Cybersecurity Incident Response: Students learn how to detect, analyze, and respond to cyber threats, including forensic investigation techniques and incident management processes.
Big Data Processing with Hadoop: This course covers distributed computing frameworks, MapReduce, Spark, and data pipelines, preparing students for large-scale data processing challenges.
Human-Computer Interaction Research: Focused on usability testing, user research, and cognitive ergonomics, this course equips students with skills to design intuitive interfaces.
Blockchain Fundamentals: Exploring blockchain architecture, smart contracts, consensus mechanisms, and decentralized applications, this course prepares students for the future of digital transactions.
Cloud-Native Development: Students learn containerization using Docker and orchestration with Kubernetes, focusing on scalable cloud-based application development.
Quantum Computing Basics: Introducing quantum algorithms, qubits, and quantum programming, this course provides a foundation for understanding emerging computing paradigms.
Reinforcement Learning Applications: Focused on real-world applications of reinforcement learning in robotics, gaming, and autonomous systems, students implement advanced RL models.
Augmented Reality Development: Covering AR frameworks like Unity and Vuforia, this course enables students to create immersive augmented reality experiences.
Project-Based Learning Philosophy
The department strongly believes in project-based learning as a core pedagogical approach. Projects are designed to simulate real-world challenges and encourage collaborative problem-solving.

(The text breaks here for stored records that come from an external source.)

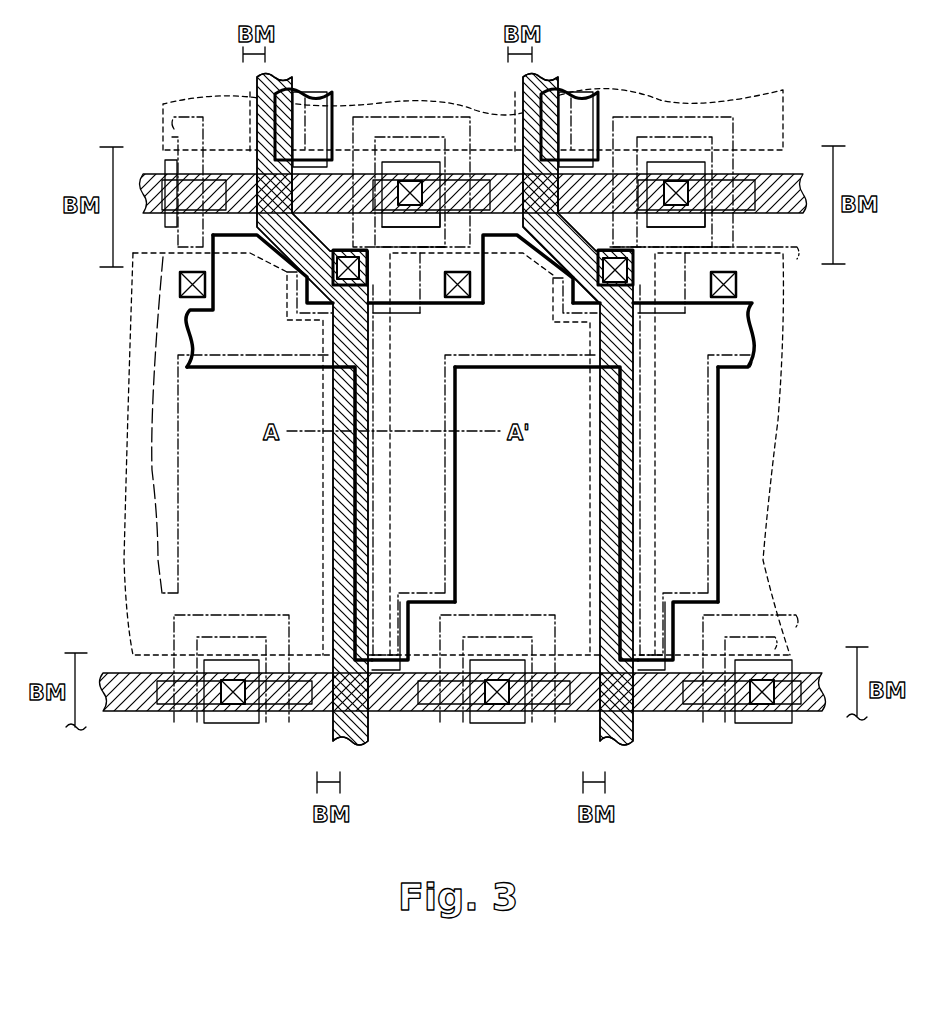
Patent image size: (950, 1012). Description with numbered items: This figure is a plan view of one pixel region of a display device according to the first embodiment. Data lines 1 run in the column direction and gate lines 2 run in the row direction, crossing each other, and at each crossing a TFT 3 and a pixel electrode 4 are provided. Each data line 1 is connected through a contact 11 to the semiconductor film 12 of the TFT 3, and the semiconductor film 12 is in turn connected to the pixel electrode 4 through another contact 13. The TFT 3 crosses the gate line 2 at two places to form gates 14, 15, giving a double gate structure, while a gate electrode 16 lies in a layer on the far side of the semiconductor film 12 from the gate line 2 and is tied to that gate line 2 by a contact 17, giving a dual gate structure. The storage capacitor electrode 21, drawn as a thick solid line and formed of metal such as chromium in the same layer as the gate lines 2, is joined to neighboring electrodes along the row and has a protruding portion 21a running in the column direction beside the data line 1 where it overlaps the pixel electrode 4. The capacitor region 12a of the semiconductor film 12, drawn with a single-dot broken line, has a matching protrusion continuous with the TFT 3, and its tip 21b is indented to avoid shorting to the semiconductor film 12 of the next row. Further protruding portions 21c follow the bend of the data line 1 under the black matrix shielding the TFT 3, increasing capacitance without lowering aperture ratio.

The data line 1 is at (280, 77).
The gate line 2 is at (797, 187).
The TFT 3 is at (462, 46).
The pixel electrode 4 is at (135, 522).
The contact 11 is at (378, 318).
The semiconductor film 12 is at (402, 132).
The capacitor region 12a is at (163, 450).
The contact 13 is at (193, 299).
The gate 14 is at (354, 173).
The gate 15 is at (453, 157).
The gate electrode 16 is at (447, 220).
The contact 17 is at (410, 206).
The storage capacitor electrode 21 is at (516, 447).
The protruding portion 21a is at (456, 494).
The tip 21b is at (413, 608).
The protruding portion 21c is at (282, 262).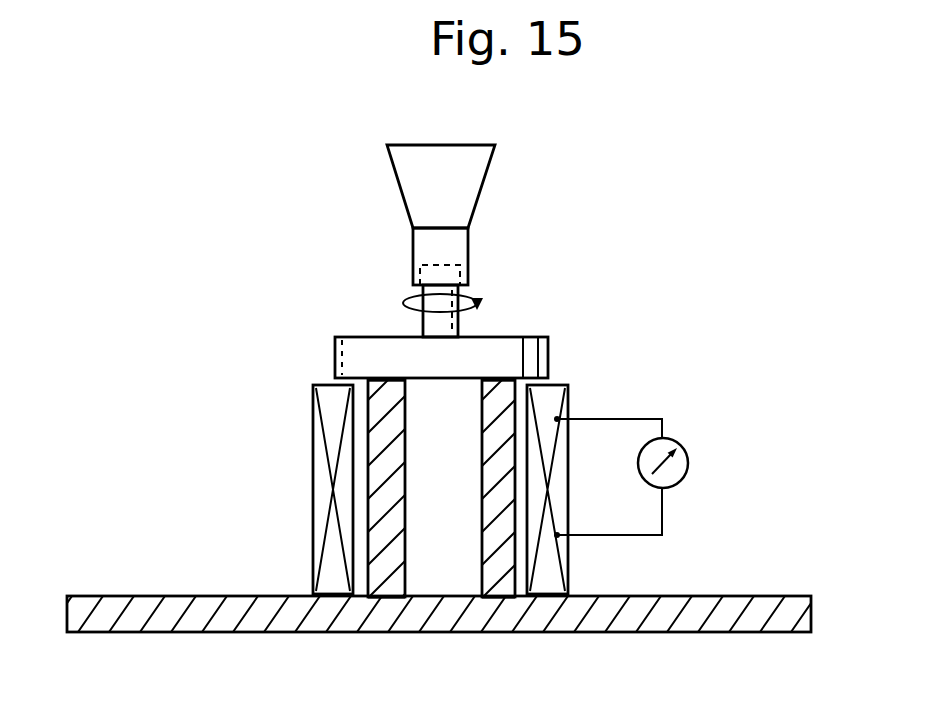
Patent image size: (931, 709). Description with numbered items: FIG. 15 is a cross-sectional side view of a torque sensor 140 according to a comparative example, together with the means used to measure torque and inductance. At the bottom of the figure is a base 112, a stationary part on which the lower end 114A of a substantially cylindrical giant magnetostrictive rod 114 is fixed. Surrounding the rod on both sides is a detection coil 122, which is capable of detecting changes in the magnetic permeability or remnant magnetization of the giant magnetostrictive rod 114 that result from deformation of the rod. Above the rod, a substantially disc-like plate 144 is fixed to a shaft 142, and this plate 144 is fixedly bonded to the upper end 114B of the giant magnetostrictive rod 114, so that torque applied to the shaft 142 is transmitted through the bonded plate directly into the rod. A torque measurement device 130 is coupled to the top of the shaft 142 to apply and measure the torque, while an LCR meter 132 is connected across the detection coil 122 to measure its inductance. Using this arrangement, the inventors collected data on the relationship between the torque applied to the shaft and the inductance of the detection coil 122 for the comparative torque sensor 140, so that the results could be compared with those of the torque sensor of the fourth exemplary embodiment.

The base 112 is at (118, 606).
The giant magnetostrictive rod 114 is at (500, 565).
The lower end 114A is at (386, 605).
The upper end 114B is at (385, 374).
The detection coil 122 is at (332, 408).
The torque measurement device 130 is at (478, 172).
The LCR meter 132 is at (688, 463).
The torque sensor 140 is at (556, 279).
The shaft 142 is at (460, 331).
The plate 144 is at (549, 355).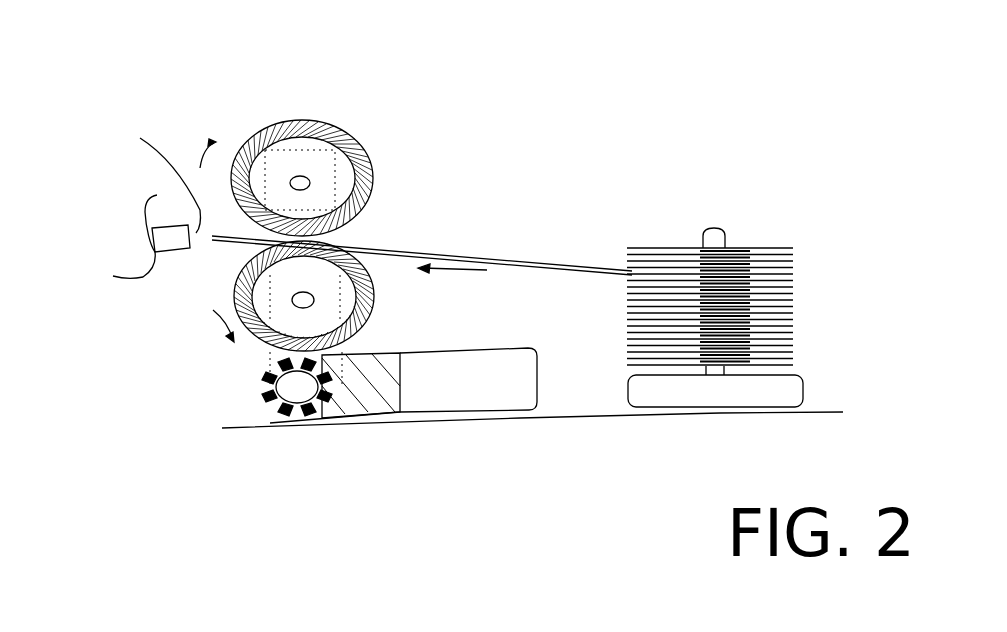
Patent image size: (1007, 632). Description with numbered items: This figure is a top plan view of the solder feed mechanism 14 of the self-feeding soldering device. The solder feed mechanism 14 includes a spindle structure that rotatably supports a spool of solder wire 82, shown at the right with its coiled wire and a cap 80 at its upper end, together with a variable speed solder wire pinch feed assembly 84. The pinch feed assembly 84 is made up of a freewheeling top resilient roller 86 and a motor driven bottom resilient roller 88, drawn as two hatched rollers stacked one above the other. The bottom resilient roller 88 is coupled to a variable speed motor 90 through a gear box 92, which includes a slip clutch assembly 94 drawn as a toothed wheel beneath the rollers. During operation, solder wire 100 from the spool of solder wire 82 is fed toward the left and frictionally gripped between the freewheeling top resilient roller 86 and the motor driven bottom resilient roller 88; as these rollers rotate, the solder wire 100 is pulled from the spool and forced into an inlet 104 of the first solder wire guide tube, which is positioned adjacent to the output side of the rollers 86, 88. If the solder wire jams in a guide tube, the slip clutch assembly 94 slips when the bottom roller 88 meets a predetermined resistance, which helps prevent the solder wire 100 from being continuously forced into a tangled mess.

The solder feed mechanism 14 is at (451, 183).
The spool cap 80 is at (710, 227).
The spool of solder wire 82 is at (812, 292).
The variable speed solder wire pinch feed assembly 84 is at (186, 120).
The freewheeling top resilient roller 86 is at (295, 120).
The motor driven bottom resilient roller 88 is at (233, 287).
The variable speed motor 90 is at (470, 385).
The gear box 92 is at (360, 424).
The slip clutch assembly 94 is at (263, 397).
The solder wire 100 is at (498, 255).
The inlet 104 is at (130, 195).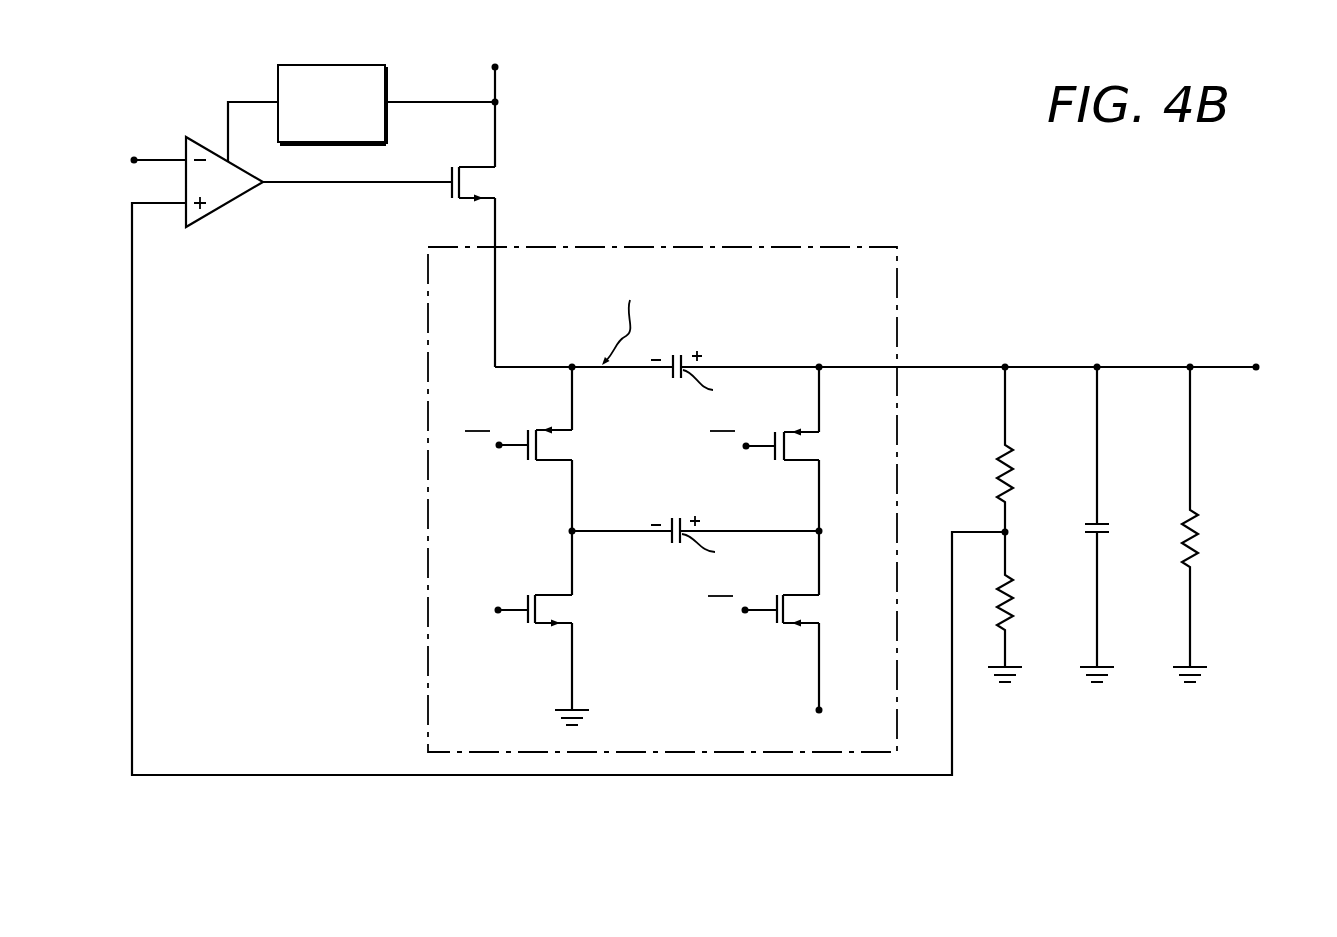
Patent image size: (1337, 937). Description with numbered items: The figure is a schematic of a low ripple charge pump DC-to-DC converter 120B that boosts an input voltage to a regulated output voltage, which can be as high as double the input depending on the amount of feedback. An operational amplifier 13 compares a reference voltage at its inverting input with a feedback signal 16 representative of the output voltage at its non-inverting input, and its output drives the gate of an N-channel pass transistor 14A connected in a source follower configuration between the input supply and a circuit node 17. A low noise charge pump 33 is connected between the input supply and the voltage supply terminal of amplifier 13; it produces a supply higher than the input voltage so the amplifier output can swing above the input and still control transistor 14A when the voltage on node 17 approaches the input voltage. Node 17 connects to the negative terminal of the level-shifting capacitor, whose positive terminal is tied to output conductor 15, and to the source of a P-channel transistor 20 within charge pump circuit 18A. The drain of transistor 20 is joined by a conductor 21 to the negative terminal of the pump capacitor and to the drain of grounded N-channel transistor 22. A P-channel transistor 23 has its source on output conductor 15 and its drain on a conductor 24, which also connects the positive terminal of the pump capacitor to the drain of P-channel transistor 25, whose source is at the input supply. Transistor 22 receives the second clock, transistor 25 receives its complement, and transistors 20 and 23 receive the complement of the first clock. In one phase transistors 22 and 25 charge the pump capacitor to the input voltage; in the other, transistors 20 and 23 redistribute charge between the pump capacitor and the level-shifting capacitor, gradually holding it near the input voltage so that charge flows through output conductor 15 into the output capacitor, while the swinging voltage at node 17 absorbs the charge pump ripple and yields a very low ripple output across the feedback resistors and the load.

The operational amplifier 13 is at (225, 197).
The low noise charge pump 33 is at (278, 82).
The N-channel pass transistor 14A is at (467, 182).
The output conductor 15 is at (1130, 367).
The feedback signal 16 is at (133, 597).
The circuit node 17 is at (513, 367).
The charge pump circuit 18A is at (428, 588).
The P-channel transistor 20 is at (540, 446).
The conductor 21 is at (593, 531).
The N-channel transistor 22 is at (540, 612).
The P-channel transistor 23 is at (790, 446).
The conductor 24 is at (822, 530).
The P-channel transistor 25 is at (790, 613).
The DC-to-DC converter 120B is at (344, 826).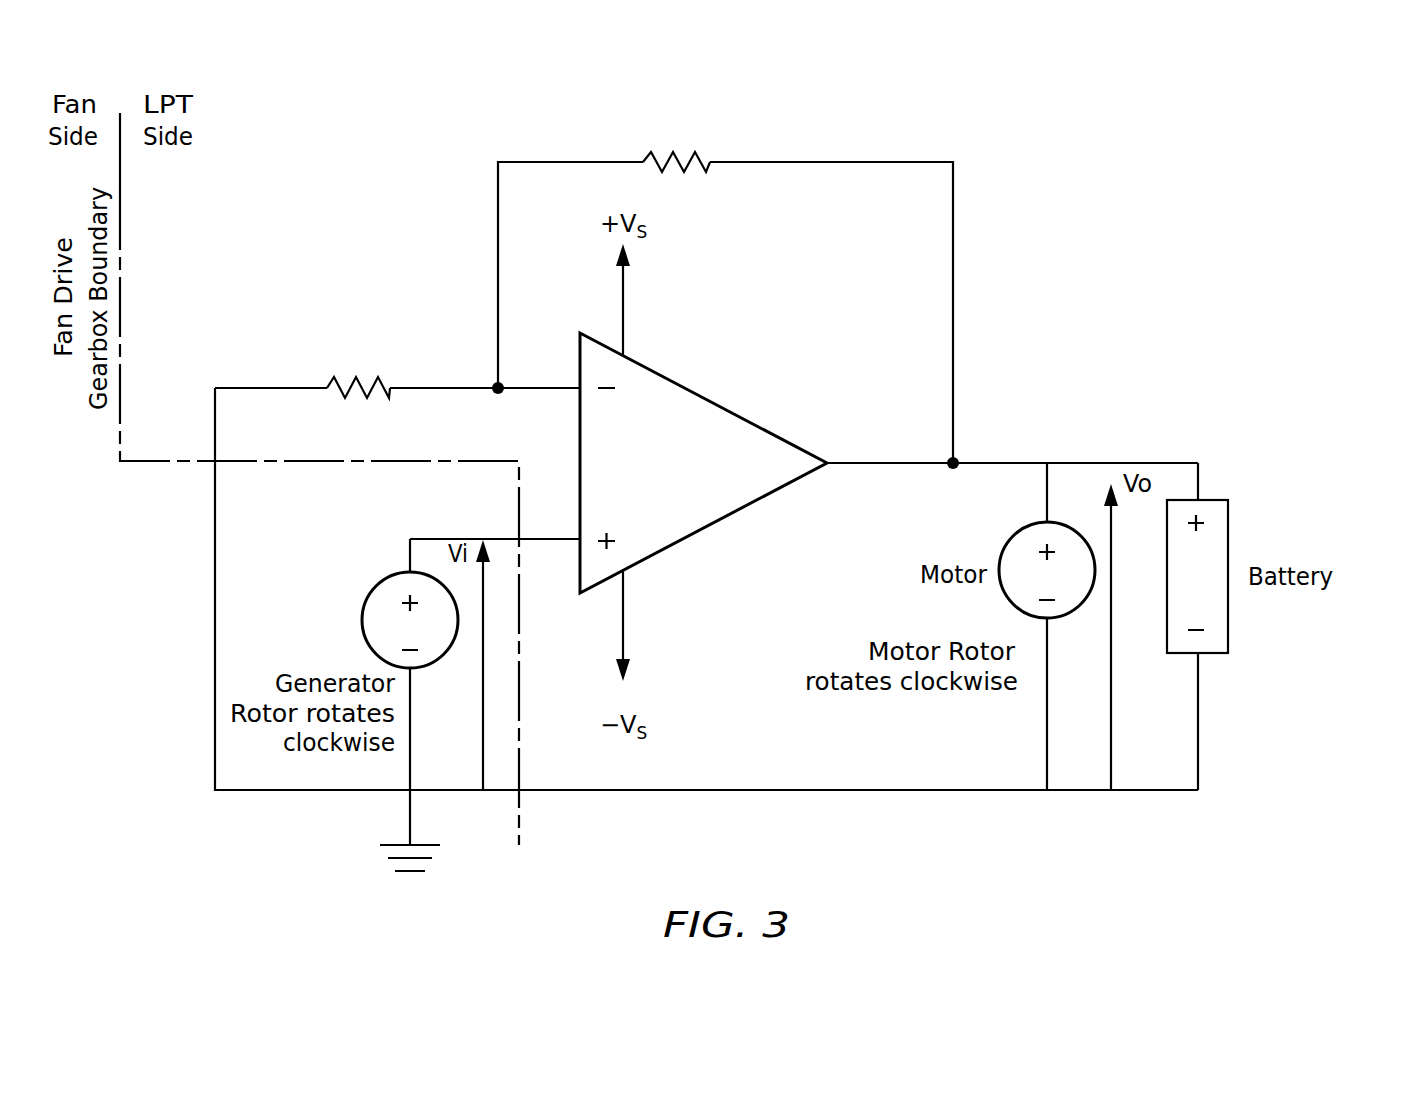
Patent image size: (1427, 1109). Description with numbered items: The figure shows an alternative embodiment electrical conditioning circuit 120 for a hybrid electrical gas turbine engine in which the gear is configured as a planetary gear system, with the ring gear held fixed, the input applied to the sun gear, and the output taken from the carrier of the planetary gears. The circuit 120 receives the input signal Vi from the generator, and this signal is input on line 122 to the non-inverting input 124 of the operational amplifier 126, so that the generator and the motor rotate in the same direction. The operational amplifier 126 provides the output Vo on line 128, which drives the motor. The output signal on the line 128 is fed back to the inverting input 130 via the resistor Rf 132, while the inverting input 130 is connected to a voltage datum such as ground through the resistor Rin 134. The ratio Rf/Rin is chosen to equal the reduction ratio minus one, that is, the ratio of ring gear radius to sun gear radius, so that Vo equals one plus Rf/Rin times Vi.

Mini-projects are assigned during the first two years of study, focusing on basic programming skills and fundamental concepts. These projects are typically completed in teams and serve as building blocks for more advanced work.
The final-year thesis/capstone project is a significant component of the program, requiring students to integrate knowledge from multiple disciplines. Students choose their topics in consultation with faculty mentors and work closely with industry partners or research labs.
Project selection involves a formal proposal process where students present their ideas, feasibility analysis, and expected outcomes. Faculty mentors guide students throughout the project lifecycle, providing feedback on methodology, implementation, and documentation.
Evaluation criteria include innovation, technical depth, presentation quality, teamwork, and adherence to deadlines. The final project is presented in a public defense session, where students explain their work to faculty panels and industry experts.